In Deutschland gelte es als „moralische Selbstverständlichkeit“, so Padberg, Schwangere von klinischen Studien auszuschließen. Manche Heilberufler betrachten das Thema differenzierter. Eine Gruppe von Medizinethikern um Professor Dr. Dr. Nikola Biller-Andorno, Uni Zürich, forderten bereits vor mehr als einem Jahrzehnt, werdende Mütter zu schützen, aber nicht generell von der Arzneimittelforschung auszuschließen.
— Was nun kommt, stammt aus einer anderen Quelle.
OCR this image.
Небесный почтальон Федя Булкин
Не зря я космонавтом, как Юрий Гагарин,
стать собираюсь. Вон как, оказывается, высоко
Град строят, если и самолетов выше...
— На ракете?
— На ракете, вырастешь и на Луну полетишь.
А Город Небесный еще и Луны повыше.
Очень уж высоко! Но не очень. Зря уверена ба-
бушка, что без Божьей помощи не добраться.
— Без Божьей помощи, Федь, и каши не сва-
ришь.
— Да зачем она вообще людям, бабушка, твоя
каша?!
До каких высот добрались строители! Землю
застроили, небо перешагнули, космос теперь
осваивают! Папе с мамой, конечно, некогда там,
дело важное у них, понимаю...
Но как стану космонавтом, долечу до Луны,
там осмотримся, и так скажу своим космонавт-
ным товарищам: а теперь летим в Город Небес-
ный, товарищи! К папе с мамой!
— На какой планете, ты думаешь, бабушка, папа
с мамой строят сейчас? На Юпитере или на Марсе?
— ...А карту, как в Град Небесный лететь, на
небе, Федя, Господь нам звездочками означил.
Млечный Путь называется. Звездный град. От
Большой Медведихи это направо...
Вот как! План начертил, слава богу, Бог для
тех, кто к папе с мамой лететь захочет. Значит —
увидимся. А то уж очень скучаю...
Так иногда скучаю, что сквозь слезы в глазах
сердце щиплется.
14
Entsprechende Passagen finden sich beispielsweise auch im US-amerikanischen Code of Federal Regulations, Paragraph 46.204. Die Europäische Arzneimittelagentur EMA bleibt bei ihrer restriktiven Haltung: „In general, pregnant women should be excluded from clinical trials where the drug is not intended for use in pregnancy.“ Für diese Haltung gibt es sicherlich gute Gründe, aber bei der Behandlung von Schwangeren, die auf Medikamente angewiesen sind, fischen die Ärzte weiter im Trüben.